Waingapu.Com – “Perlu diacungi jempol, dari sekian banyak sekolah di Sumba Timur atau mungkin di Pulau Sumba mereka yang menunjukan sikap kritisnya secara terbuka
di jalanan. Ini juga bukti bahwa guru di sekolah itu sangat terbuka dan memberi ruang bagi anak didiknya untuk miliki sikap kritis baik pada program pemerintah maupun dampak dari program pemerintah,” jelas Syahputera, menanggapi aksi kreatif siswa-siswi Satap Pada Dita ketika ambil bagian dalam aksi karnaval hari pertama, menyongsong dan memeriahkan HUT Kemerdekaan RI Ke-71, di Kota Waingapu, Kabupaten Sumba Timur (Sumtim), NTT, Jumat (12/08) siang hingga jelang petang kemarin.
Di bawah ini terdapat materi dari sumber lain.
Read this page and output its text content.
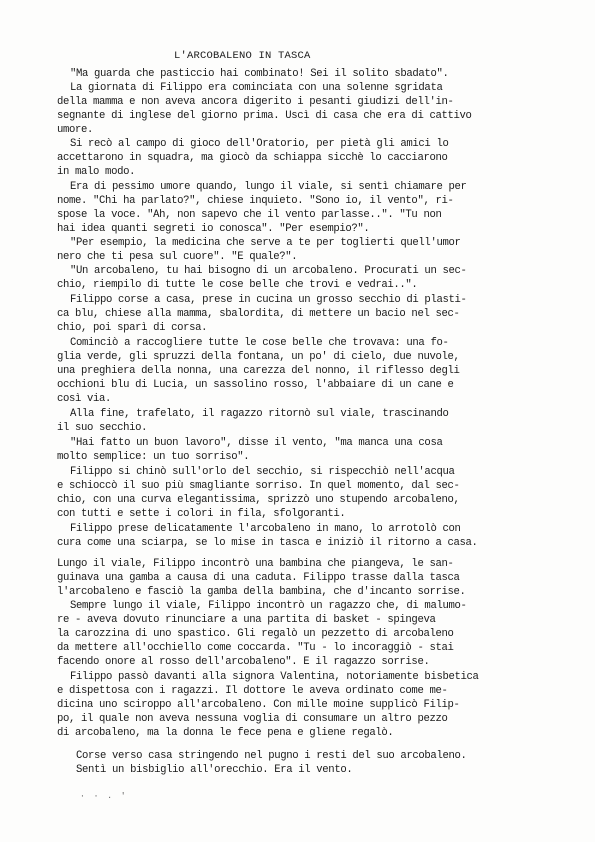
L'ARCOBALENO IN TASCA
"Ma guarda che pasticcio hai combinato! Sei il solito sbadato".
La giornata di Filippo era cominciata con una solenne sgridata
della mamma e non aveva ancora digerito i pesanti giudizi dell'in-
segnante di inglese del giorno prima. Uscì di casa che era di cattivo
umore.
Si recò al campo di gioco dell'Oratorio, per pietà gli amici lo
accettarono in squadra, ma giocò da schiappa sicchè lo cacciarono
in malo modo.
Era di pessimo umore quando, lungo il viale, si sentì chiamare per
nome. "Chi ha parlato?", chiese inquieto. "Sono io, il vento", ri-
spose la voce. "Ah, non sapevo che il vento parlasse..". "Tu non
hai idea quanti segreti io conosca". "Per esempio?".
"Per esempio, la medicina che serve a te per toglierti quell'umor
nero che ti pesa sul cuore". "E quale?".
"Un arcobaleno, tu hai bisogno di un arcobaleno. Procurati un sec-
chio, riempilo di tutte le cose belle che trovi e vedrai..".
Filippo corse a casa, prese in cucina un grosso secchio di plasti-
ca blu, chiese alla mamma, sbalordita, di mettere un bacio nel sec-
chio, poi sparì di corsa.
Cominciò a raccogliere tutte le cose belle che trovava: una fo-
glia verde, gli spruzzi della fontana, un po' di cielo, due nuvole,
una preghiera della nonna, una carezza del nonno, il riflesso degli
occhioni blu di Lucia, un sassolino rosso, l'abbaiare di un cane e
così via.
Alla fine, trafelato, il ragazzo ritornò sul viale, trascinando
il suo secchio.
"Hai fatto un buon lavoro", disse il vento, "ma manca una cosa
molto semplice: un tuo sorriso".
Filippo si chinò sull'orlo del secchio, si rispecchiò nell'acqua
e schioccò il suo più smagliante sorriso. In quel momento, dal sec-
chio, con una curva elegantissima, sprizzò uno stupendo arcobaleno,
con tutti e sette i colori in fila, sfolgoranti.
Filippo prese delicatamente l'arcobaleno in mano, lo arrotolò con
cura come una sciarpa, se lo mise in tasca e iniziò il ritorno a casa.
Lungo il viale, Filippo incontrò una bambina che piangeva, le san-
guinava una gamba a causa di una caduta. Filippo trasse dalla tasca
l'arcobaleno e fasciò la gamba della bambina, che d'incanto sorrise.
Sempre lungo il viale, Filippo incontrò un ragazzo che, di malumo-
re - aveva dovuto rinunciare a una partita di basket - spingeva
la carozzina di uno spastico. Gli regalò un pezzetto di arcobaleno
da mettere all'occhiello come coccarda. "Tu - lo incoraggiò - stai
facendo onore al rosso dell'arcobaleno". E il ragazzo sorrise.
Filippo passò davanti alla signora Valentina, notoriamente bisbetica
e dispettosa con i ragazzi. Il dottore le aveva ordinato come me-
dicina uno sciroppo all'arcobaleno. Con mille moine supplicò Filip-
po, il quale non aveva nessuna voglia di consumare un altro pezzo
di arcobaleno, ma la donna le fece pena e gliene regalò.
Corse verso casa stringendo nel pugno i resti del suo arcobaleno.
Sentì un bisbiglio all'orecchio. Era il vento.
· · . '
Siswa dan siswi beserta guru pembimbing nampak melabeli busana daerah yang mereka kenakan dengan aneka kalimat bernada kritis terkait wacana Full Day School (FDS) yang sempat digaungkan oleh Muhadjir Effendi, selaku Menteri Pendidikan dan Kebudayaan.
Syahputera, seorang penonton karnaval itu, lebih jauh menyatakan, program FDS yang sempat terlontar dan diwacanakan sang Menteri tidak efektif dan tidak berpihak pada kaum lemah.
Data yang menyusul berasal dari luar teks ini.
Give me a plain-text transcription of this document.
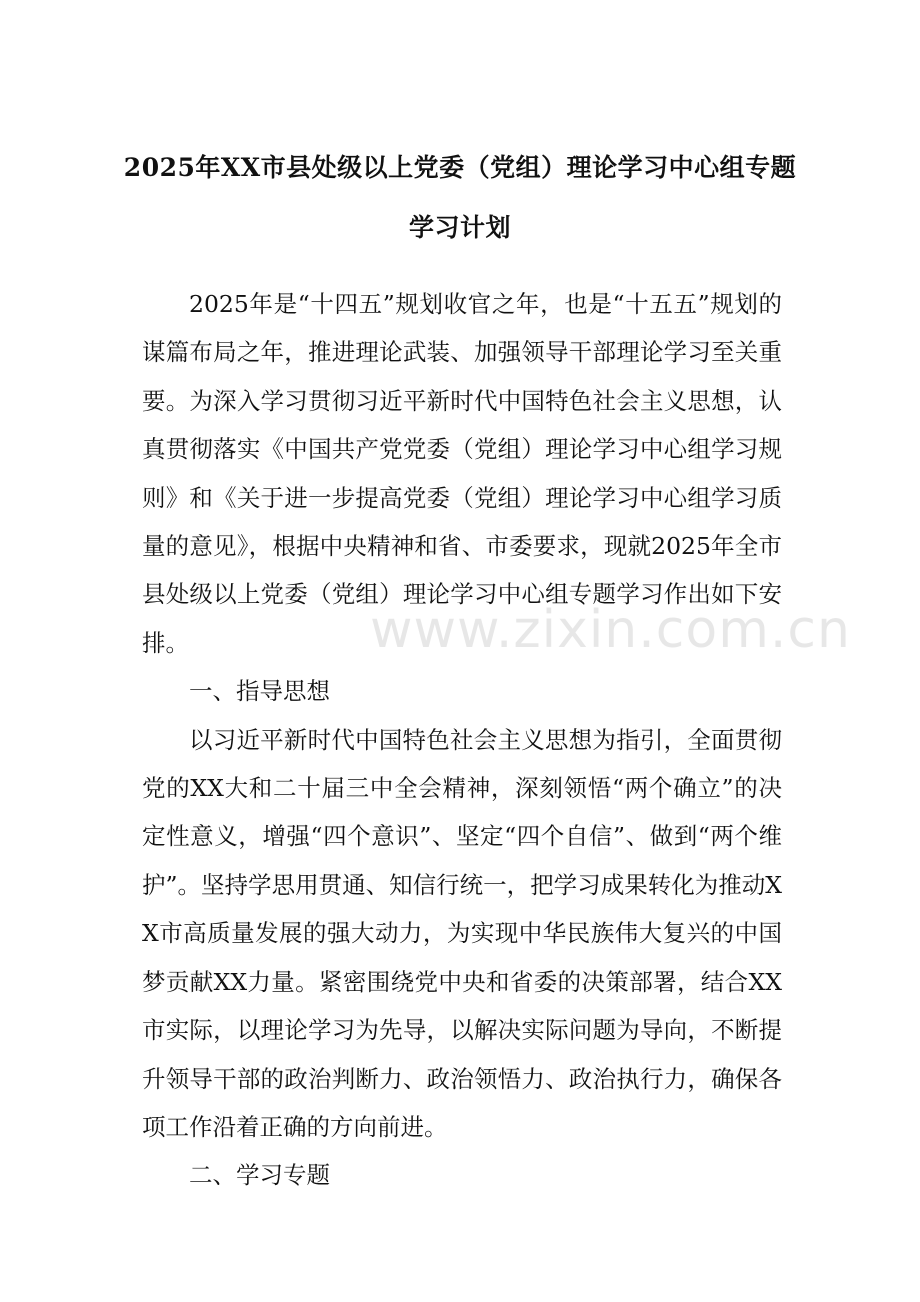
2025年XX市县处级以上党委（党组）理论学习中心组专题
学习计划

2025年是“十四五”规划收官之年，也是“十五五”规划的谋篇布局之年，推进理论武装、加强领导干部理论学习至关重要。为深入学习贯彻习近平新时代中国特色社会主义思想，认真贯彻落实《中国共产党党委（党组）理论学习中心组学习规则》和《关于进一步提高党委（党组）理论学习中心组学习质量的意见》，根据中央精神和省、市委要求，现就2025年全市县处级以上党委（党组）理论学习中心组专题学习作出如下安排。

一、指导思想

以习近平新时代中国特色社会主义思想为指引，全面贯彻党的XX大和二十届三中全会精神，深刻领悟“两个确立”的决定性意义，增强“四个意识”、坚定“四个自信”、做到“两个维护”。坚持学思用贯通、知信行统一，把学习成果转化为推动XX市高质量发展的强大动力，为实现中华民族伟大复兴的中国梦贡献XX力量。紧密围绕党中央和省委的决策部署，结合XX市实际，以理论学习为先导，以解决实际问题为导向，不断提升领导干部的政治判断力、政治领悟力、政治执行力，确保各项工作沿着正确的方向前进。

二、学习专题

www.zixin.com.cn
“Banyak anak yang berasal dari keluarga yang lemah ekonominya, dimana anak-anak itu harus bersama-sama dan membantu orang tua mencukupi kebutuhan harian baik dengan membantu orang tua cari air, gembala ternak, dana lainnya,” tohok Syahputera.
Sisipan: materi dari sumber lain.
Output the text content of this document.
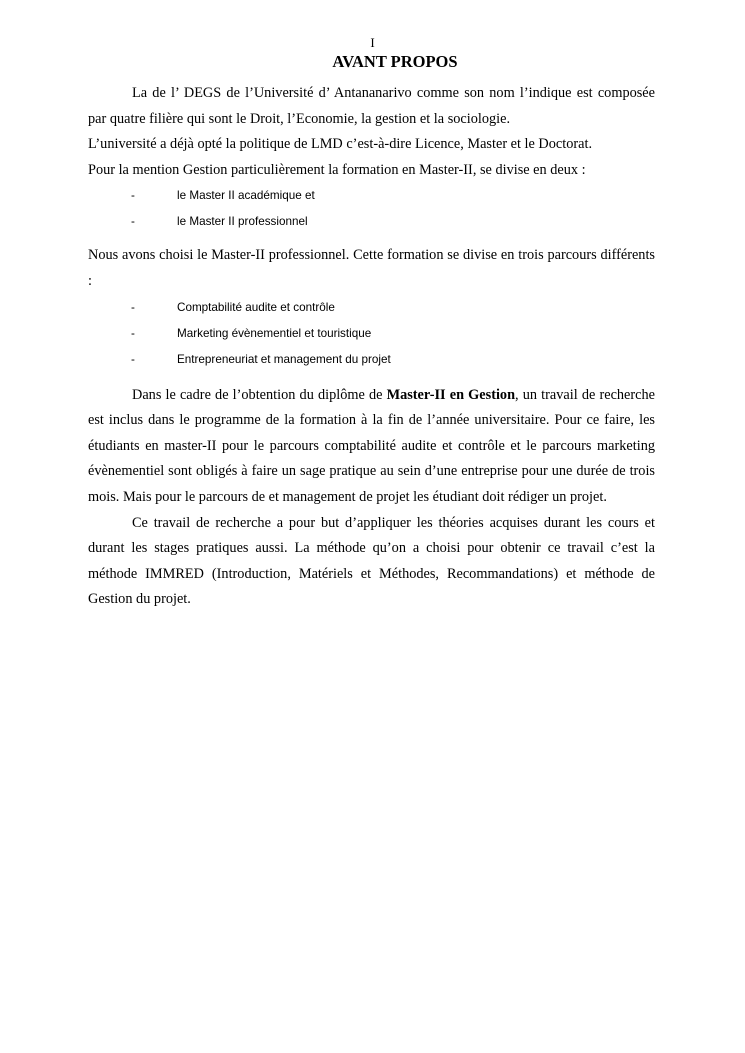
I
AVANT PROPOS

La de l’ DEGS de l’Université d’ Antananarivo comme son nom l’indique est composée par quatre filière qui sont le Droit, l’Economie, la gestion et la sociologie.

L’université a déjà opté la politique de LMD c’est-à-dire Licence, Master et le Doctorat.

Pour la mention Gestion particulièrement la formation en Master-II, se divise en deux :

-	le Master II académique et
-	le Master II professionnel

Nous avons choisi le Master-II professionnel. Cette formation se divise en trois parcours différents :

-	Comptabilité audite et contrôle
-	Marketing évènementiel et touristique
-	Entrepreneuriat et management du projet

Dans le cadre de l’obtention du diplôme de Master-II en Gestion, un travail de recherche est inclus dans le programme de la formation à la fin de l’année universitaire. Pour ce faire, les étudiants en master-II pour le parcours comptabilité audite et contrôle et le parcours marketing évènementiel sont obligés à faire un sage pratique au sein d’une entreprise pour une durée de trois mois. Mais pour le parcours de et management de projet les étudiant doit rédiger un projet.

Ce travail de recherche a pour but d’appliquer les théories acquises durant les cours et durant les stages pratiques aussi. La méthode qu’on a choisi pour obtenir ce travail c’est la méthode IMMRED (Introduction, Matériels et Méthodes, Recommandations) et méthode de Gestion du projet.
‘Siapa yang cari rumput, kerbau, kuda, sapi? keloe dech’ juga ‘Siapa yang bantu masak, cuci dan sapu halaman capeh dech’ hingga ‘Full Day Miserry’ adalah sebagian poster yang dibawa dan melabeli barisan busana adat siswi dan siswa SMP Satap Padadita dalam aksi karnaval kemarin.(ion)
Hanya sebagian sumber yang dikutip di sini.